Id. (quoting Strickland, 466 U.S. at 689, 104 S.Ct. at 2065, 80 L.Ed.2d at 694-95).   “The benchmark for judging any claim for ineffectiveness must be whether counsel's conduct so undermined the proper functioning of the adversarial process the trial cannot be relied on as having produced a just result.”  Kone, 557 N.W.2d at 102.   It is not enough to simply claim counsel should have done a better job.  Dunbar, 515 N.W.2d at 15.   The applicant must state the specific ways in which counsel's performance was inadequate and identify how competent representation would have changed the outcome.  Id.

 The test for prejudice is whether counsel's failure worked to Davis' actual and substantial disadvantage so that a reasonable possibility exists that but for the trial attorney's unprofessional errors, the resulting conviction would have been different.  State v. Johnson, 534 N.W.2d 118, 128 (Iowa App.1995).  “A reasonable probability is one sufficient to undermine confidence in the outcome.”  Kone, 557 N.W.2d at 102.

 There is sufficient evidence on the record to determine whether Davis' counsel was ineffective in regard to the instruction on whether his act was sexual in nature.   Davis contends his counsel erred because he did not propose an instruction which included a list of circumstances to determine whether the act of thrusting his fist into Smith's vagina was sexual.2  Instruction fourteen, an Iowa Uniform Jury Instruction, correctly conveyed to the jury that the act must be sexual in nature.   See Iowa Crim. Jury Instruction 200.2 (1993).   It was not error for defense counsel to request this instruction, without more detail.   Even if it was a breach of an essential duty by his lawyer, Davis cannot prove he was prejudiced.   The evidence was so overwhelming of the defendant's act being sexual in nature, it is highly unlikely any instruction would have caused the jury to conclude otherwise.

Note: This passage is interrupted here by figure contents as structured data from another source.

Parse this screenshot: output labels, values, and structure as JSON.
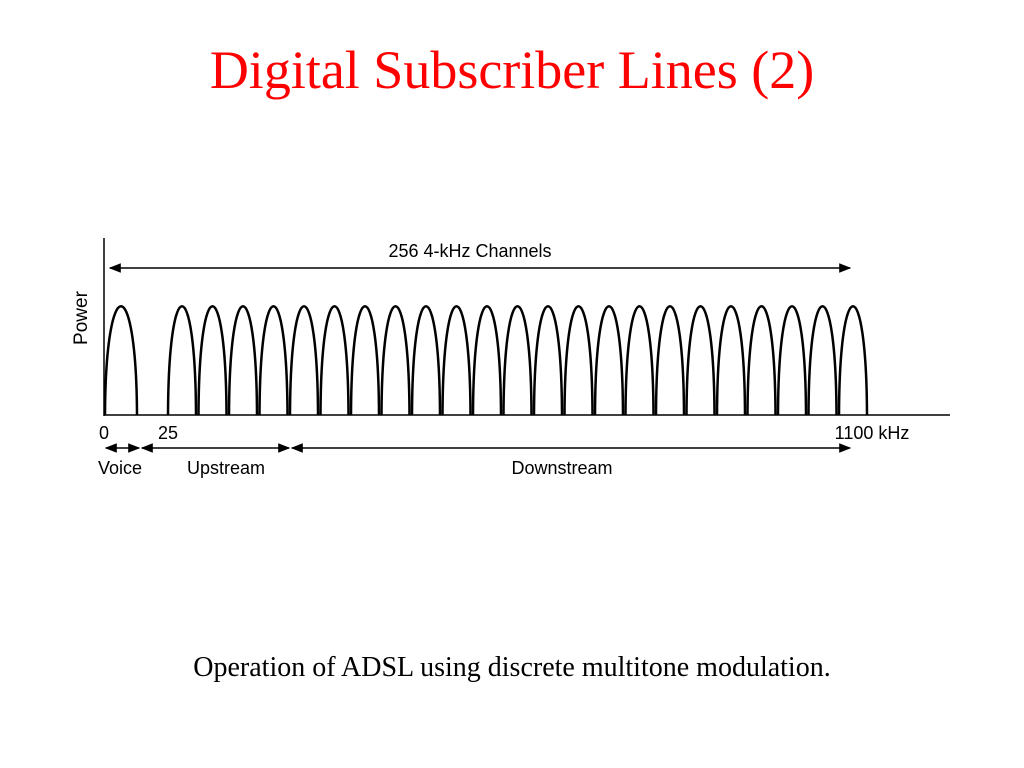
{
  "slide": {
    "title": "Digital Subscriber Lines (2)",
    "caption": "Operation of ADSL using discrete multitone modulation.",
    "title_color": "#ff0000",
    "text_color": "#000000"
  },
  "diagram": {
    "channels_label": "256 4-kHz Channels",
    "y_axis_label": "Power",
    "ticks": {
      "zero": "0",
      "twenty_five": "25",
      "end": "1100 kHz"
    },
    "bands": {
      "voice": "Voice",
      "upstream": "Upstream",
      "downstream": "Downstream"
    },
    "voice_humps": 1,
    "data_humps": 23
  }
}
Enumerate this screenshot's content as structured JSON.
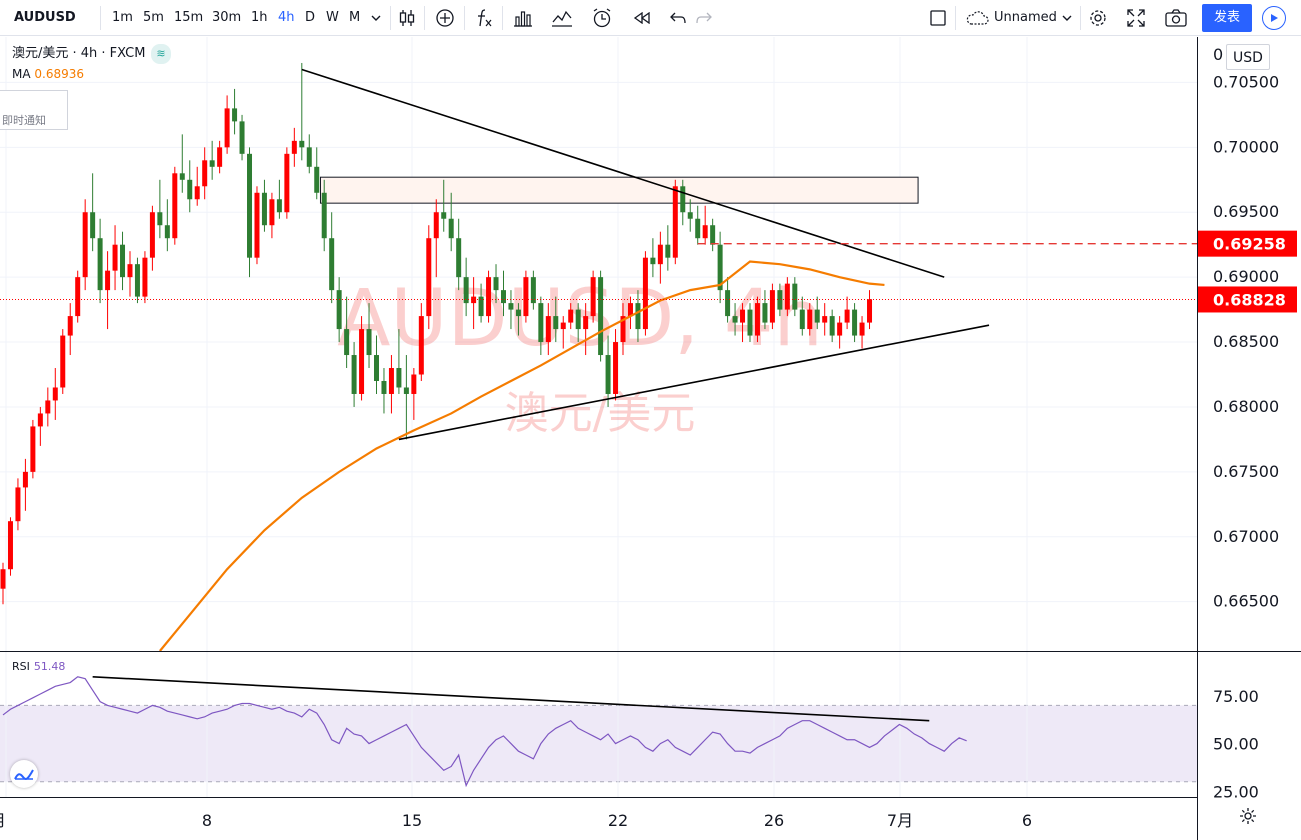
{
  "toolbar": {
    "symbol": "AUDUSD",
    "intervals": [
      "1m",
      "5m",
      "15m",
      "30m",
      "1h",
      "4h",
      "D",
      "W",
      "M"
    ],
    "active_interval": "4h",
    "layout_name": "Unnamed",
    "publish_label": "发表"
  },
  "legend": {
    "title": "澳元/美元 · 4h · FXCM",
    "ma_label": "MA",
    "ma_value": "0.68936",
    "rsi_label": "RSI",
    "rsi_value": "51.48",
    "alert_tab": "即时通知",
    "currency": "USD"
  },
  "watermark": {
    "line1": "AUDUSD, 4h",
    "line2": "澳元/美元"
  },
  "colors": {
    "up": "#ff0000",
    "down": "#2e7d32",
    "ma": "#f57c00",
    "rsi": "#7e57c2",
    "accent": "#2962ff"
  },
  "chart_data": {
    "type": "candlestick",
    "price_axis": {
      "min": 0.6612,
      "max": 0.7085,
      "ticks": [
        "0.70500",
        "0.70000",
        "0.69500",
        "0.69000",
        "0.68500",
        "0.68000",
        "0.67500",
        "0.67000",
        "0.66500"
      ],
      "tick_values": [
        0.705,
        0.7,
        0.695,
        0.69,
        0.685,
        0.68,
        0.675,
        0.67,
        0.665
      ],
      "top_partial_label": "0"
    },
    "time_axis": {
      "labels": [
        "月",
        "8",
        "15",
        "22",
        "26",
        "7月",
        "6"
      ]
    },
    "price_labels": [
      {
        "value": 0.69258,
        "text": "0.69258",
        "style": "dashed"
      },
      {
        "value": 0.68828,
        "text": "0.68828",
        "style": "last-price"
      }
    ],
    "candles": [
      [
        0.666,
        0.668,
        0.6648,
        0.6675
      ],
      [
        0.6675,
        0.6715,
        0.667,
        0.6712
      ],
      [
        0.6712,
        0.6745,
        0.6705,
        0.6738
      ],
      [
        0.6738,
        0.676,
        0.672,
        0.675
      ],
      [
        0.675,
        0.679,
        0.6745,
        0.6785
      ],
      [
        0.6785,
        0.68,
        0.677,
        0.6795
      ],
      [
        0.6795,
        0.6815,
        0.6785,
        0.6805
      ],
      [
        0.6805,
        0.683,
        0.679,
        0.6815
      ],
      [
        0.6815,
        0.686,
        0.681,
        0.6855
      ],
      [
        0.6855,
        0.688,
        0.684,
        0.687
      ],
      [
        0.687,
        0.6905,
        0.6865,
        0.69
      ],
      [
        0.69,
        0.696,
        0.689,
        0.695
      ],
      [
        0.695,
        0.698,
        0.692,
        0.693
      ],
      [
        0.693,
        0.6945,
        0.688,
        0.689
      ],
      [
        0.689,
        0.692,
        0.686,
        0.6905
      ],
      [
        0.6905,
        0.694,
        0.689,
        0.6925
      ],
      [
        0.6925,
        0.6935,
        0.689,
        0.69
      ],
      [
        0.69,
        0.692,
        0.6885,
        0.691
      ],
      [
        0.691,
        0.6915,
        0.688,
        0.6885
      ],
      [
        0.6885,
        0.692,
        0.688,
        0.6915
      ],
      [
        0.6915,
        0.6955,
        0.6905,
        0.695
      ],
      [
        0.695,
        0.6975,
        0.693,
        0.694
      ],
      [
        0.694,
        0.696,
        0.692,
        0.693
      ],
      [
        0.693,
        0.6985,
        0.6925,
        0.698
      ],
      [
        0.698,
        0.701,
        0.6965,
        0.6975
      ],
      [
        0.6975,
        0.699,
        0.695,
        0.696
      ],
      [
        0.696,
        0.6985,
        0.6955,
        0.697
      ],
      [
        0.697,
        0.7,
        0.696,
        0.699
      ],
      [
        0.699,
        0.7005,
        0.6975,
        0.6985
      ],
      [
        0.6985,
        0.7005,
        0.698,
        0.7
      ],
      [
        0.7,
        0.704,
        0.6995,
        0.703
      ],
      [
        0.703,
        0.7045,
        0.701,
        0.702
      ],
      [
        0.702,
        0.7025,
        0.699,
        0.6995
      ],
      [
        0.6995,
        0.7,
        0.69,
        0.6915
      ],
      [
        0.6915,
        0.697,
        0.691,
        0.6965
      ],
      [
        0.6965,
        0.6975,
        0.6935,
        0.694
      ],
      [
        0.694,
        0.6965,
        0.693,
        0.696
      ],
      [
        0.696,
        0.6975,
        0.6945,
        0.695
      ],
      [
        0.695,
        0.7,
        0.6945,
        0.6995
      ],
      [
        0.6995,
        0.7015,
        0.6985,
        0.7005
      ],
      [
        0.7005,
        0.7065,
        0.699,
        0.7
      ],
      [
        0.7,
        0.701,
        0.698,
        0.6985
      ],
      [
        0.6985,
        0.7,
        0.696,
        0.6965
      ],
      [
        0.6965,
        0.6975,
        0.692,
        0.693
      ],
      [
        0.693,
        0.695,
        0.688,
        0.689
      ],
      [
        0.689,
        0.69,
        0.685,
        0.686
      ],
      [
        0.686,
        0.6885,
        0.683,
        0.684
      ],
      [
        0.684,
        0.685,
        0.68,
        0.681
      ],
      [
        0.681,
        0.687,
        0.6805,
        0.686
      ],
      [
        0.686,
        0.688,
        0.683,
        0.684
      ],
      [
        0.684,
        0.6855,
        0.681,
        0.682
      ],
      [
        0.682,
        0.683,
        0.6795,
        0.681
      ],
      [
        0.681,
        0.684,
        0.6795,
        0.683
      ],
      [
        0.683,
        0.686,
        0.681,
        0.6815
      ],
      [
        0.6815,
        0.684,
        0.6775,
        0.681
      ],
      [
        0.681,
        0.683,
        0.679,
        0.6825
      ],
      [
        0.6825,
        0.688,
        0.682,
        0.687
      ],
      [
        0.687,
        0.694,
        0.686,
        0.693
      ],
      [
        0.693,
        0.696,
        0.69,
        0.695
      ],
      [
        0.695,
        0.6975,
        0.6935,
        0.6945
      ],
      [
        0.6945,
        0.6965,
        0.692,
        0.693
      ],
      [
        0.693,
        0.6945,
        0.689,
        0.69
      ],
      [
        0.69,
        0.6915,
        0.687,
        0.688
      ],
      [
        0.688,
        0.69,
        0.686,
        0.6885
      ],
      [
        0.6885,
        0.6895,
        0.6865,
        0.687
      ],
      [
        0.687,
        0.6905,
        0.6865,
        0.69
      ],
      [
        0.69,
        0.691,
        0.688,
        0.689
      ],
      [
        0.689,
        0.6905,
        0.687,
        0.688
      ],
      [
        0.688,
        0.689,
        0.686,
        0.6875
      ],
      [
        0.6875,
        0.688,
        0.6855,
        0.687
      ],
      [
        0.687,
        0.6905,
        0.6865,
        0.69
      ],
      [
        0.69,
        0.6905,
        0.6875,
        0.688
      ],
      [
        0.688,
        0.6885,
        0.684,
        0.685
      ],
      [
        0.685,
        0.688,
        0.684,
        0.687
      ],
      [
        0.687,
        0.6885,
        0.685,
        0.686
      ],
      [
        0.686,
        0.687,
        0.6845,
        0.6865
      ],
      [
        0.6865,
        0.688,
        0.686,
        0.6875
      ],
      [
        0.6875,
        0.688,
        0.685,
        0.686
      ],
      [
        0.686,
        0.688,
        0.684,
        0.687
      ],
      [
        0.687,
        0.6905,
        0.6865,
        0.69
      ],
      [
        0.69,
        0.6905,
        0.6835,
        0.684
      ],
      [
        0.684,
        0.6855,
        0.68,
        0.681
      ],
      [
        0.681,
        0.686,
        0.6805,
        0.685
      ],
      [
        0.685,
        0.688,
        0.684,
        0.687
      ],
      [
        0.687,
        0.6885,
        0.686,
        0.688
      ],
      [
        0.688,
        0.689,
        0.685,
        0.686
      ],
      [
        0.686,
        0.692,
        0.6855,
        0.6915
      ],
      [
        0.6915,
        0.693,
        0.69,
        0.691
      ],
      [
        0.691,
        0.6935,
        0.6895,
        0.6925
      ],
      [
        0.6925,
        0.694,
        0.6905,
        0.6915
      ],
      [
        0.6915,
        0.6975,
        0.691,
        0.697
      ],
      [
        0.697,
        0.6975,
        0.694,
        0.695
      ],
      [
        0.695,
        0.696,
        0.6935,
        0.6945
      ],
      [
        0.6945,
        0.6955,
        0.6925,
        0.693
      ],
      [
        0.693,
        0.6955,
        0.6925,
        0.694
      ],
      [
        0.694,
        0.6945,
        0.692,
        0.6925
      ],
      [
        0.6925,
        0.6935,
        0.688,
        0.689
      ],
      [
        0.689,
        0.69,
        0.6865,
        0.687
      ],
      [
        0.687,
        0.688,
        0.6855,
        0.6865
      ],
      [
        0.6865,
        0.688,
        0.685,
        0.6875
      ],
      [
        0.6875,
        0.688,
        0.685,
        0.6855
      ],
      [
        0.6855,
        0.6885,
        0.685,
        0.688
      ],
      [
        0.688,
        0.689,
        0.686,
        0.6865
      ],
      [
        0.6865,
        0.6895,
        0.686,
        0.689
      ],
      [
        0.689,
        0.6895,
        0.687,
        0.6875
      ],
      [
        0.6875,
        0.69,
        0.687,
        0.6895
      ],
      [
        0.6895,
        0.69,
        0.687,
        0.6875
      ],
      [
        0.6875,
        0.6885,
        0.6855,
        0.686
      ],
      [
        0.686,
        0.688,
        0.6855,
        0.6875
      ],
      [
        0.6875,
        0.6885,
        0.686,
        0.6865
      ],
      [
        0.6865,
        0.688,
        0.6855,
        0.687
      ],
      [
        0.687,
        0.6875,
        0.685,
        0.6855
      ],
      [
        0.6855,
        0.687,
        0.6845,
        0.6865
      ],
      [
        0.6865,
        0.6885,
        0.686,
        0.6875
      ],
      [
        0.6875,
        0.688,
        0.685,
        0.6855
      ],
      [
        0.6855,
        0.687,
        0.6845,
        0.6865
      ],
      [
        0.6865,
        0.689,
        0.686,
        0.6883
      ]
    ],
    "ma": {
      "label": "MA",
      "points": [
        [
          21,
          0.6612
        ],
        [
          25,
          0.664
        ],
        [
          30,
          0.6675
        ],
        [
          35,
          0.6705
        ],
        [
          40,
          0.673
        ],
        [
          45,
          0.675
        ],
        [
          50,
          0.6768
        ],
        [
          55,
          0.6782
        ],
        [
          60,
          0.6795
        ],
        [
          64,
          0.6808
        ],
        [
          68,
          0.682
        ],
        [
          72,
          0.6832
        ],
        [
          76,
          0.6845
        ],
        [
          80,
          0.6858
        ],
        [
          84,
          0.687
        ],
        [
          88,
          0.6882
        ],
        [
          92,
          0.689
        ],
        [
          96,
          0.6894
        ],
        [
          100,
          0.6912
        ],
        [
          104,
          0.691
        ],
        [
          108,
          0.6906
        ],
        [
          112,
          0.69
        ],
        [
          116,
          0.6895
        ],
        [
          118,
          0.6894
        ]
      ]
    },
    "rsi": {
      "range": [
        22,
        98
      ],
      "ticks": [
        "75.00",
        "50.00",
        "25.00"
      ],
      "tick_values": [
        75,
        50,
        25
      ],
      "band": [
        70,
        30
      ],
      "values": [
        65,
        68,
        70,
        72,
        74,
        76,
        78,
        80,
        81,
        82,
        85,
        84,
        78,
        72,
        70,
        69,
        68,
        67,
        66,
        68,
        70,
        69,
        67,
        66,
        65,
        64,
        63,
        64,
        66,
        67,
        68,
        70,
        71,
        71,
        70,
        69,
        68,
        69,
        67,
        66,
        64,
        68,
        66,
        60,
        52,
        50,
        58,
        55,
        54,
        50,
        52,
        54,
        56,
        58,
        60,
        54,
        48,
        44,
        40,
        36,
        38,
        44,
        28,
        36,
        42,
        48,
        52,
        54,
        50,
        46,
        44,
        42,
        50,
        55,
        58,
        60,
        62,
        58,
        56,
        54,
        52,
        55,
        50,
        52,
        54,
        52,
        48,
        46,
        50,
        52,
        48,
        46,
        44,
        48,
        52,
        56,
        55,
        50,
        46,
        46,
        45,
        48,
        50,
        52,
        54,
        58,
        60,
        62,
        62,
        60,
        58,
        56,
        54,
        52,
        52,
        50,
        48,
        50,
        54,
        57,
        60,
        58,
        55,
        53,
        50,
        48,
        46,
        50,
        53,
        51.48
      ]
    },
    "annotations": {
      "resistance_line": [
        [
          40,
          0.706
        ],
        [
          126,
          0.69
        ]
      ],
      "support_line": [
        [
          53,
          0.6775
        ],
        [
          132,
          0.6863
        ]
      ],
      "rsi_trendline": [
        [
          12,
          85
        ],
        [
          124,
          62
        ]
      ],
      "zone": {
        "x0": 42.5,
        "x1": 122.5,
        "top": 0.6977,
        "bottom": 0.6957
      }
    }
  }
}
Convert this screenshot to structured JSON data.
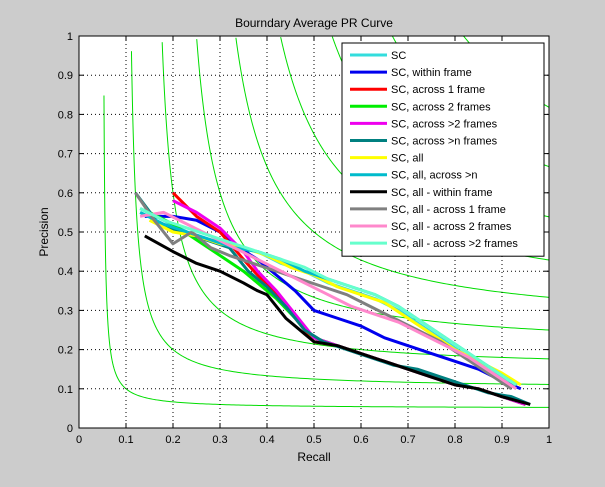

Because there is insufficient evidence on the record to determine whether Davis' counsel breached essential duties in the manner Davis alleges, we preserve the remaining issues for postconviction relief proceedings.


I concur in part and dissent in part.   Defendant was convicted of both second-degree sexual assault and aggravated assault.   The conduct which the majority relies upon for the kidnapping was inherently incidental to the sexual assault charge.   Consequently, I fail to find substantial evidence supporting the kidnapping charge.


1.   However, the lack of motivation to satisfy sexual desires would not preclude a finding of sexual abuse where the context of the act was clearly sexual.  State v. Pearson, 514 N.W.2d at 455.

2.   Jury Instruction number fourteen read:“Specific intent” means not only being aware of doing an act and doing it voluntarily, but in addition, doing it with a specific purpose in mind.Because determining the defendant's specific intent requires you to decide what the defendant was thinking when a act was done, it is seldom capable of direct proof.   Therefore, you should consider the facts and circumstances surrounding the act to determine the defendant's specific intent.   You may, but are not required to, conclude a person intends the natural results of their acts.

STREIT, Judge.

HUITINK, J., concurs. SACKETT, P.J., concurs in part and dissents in part.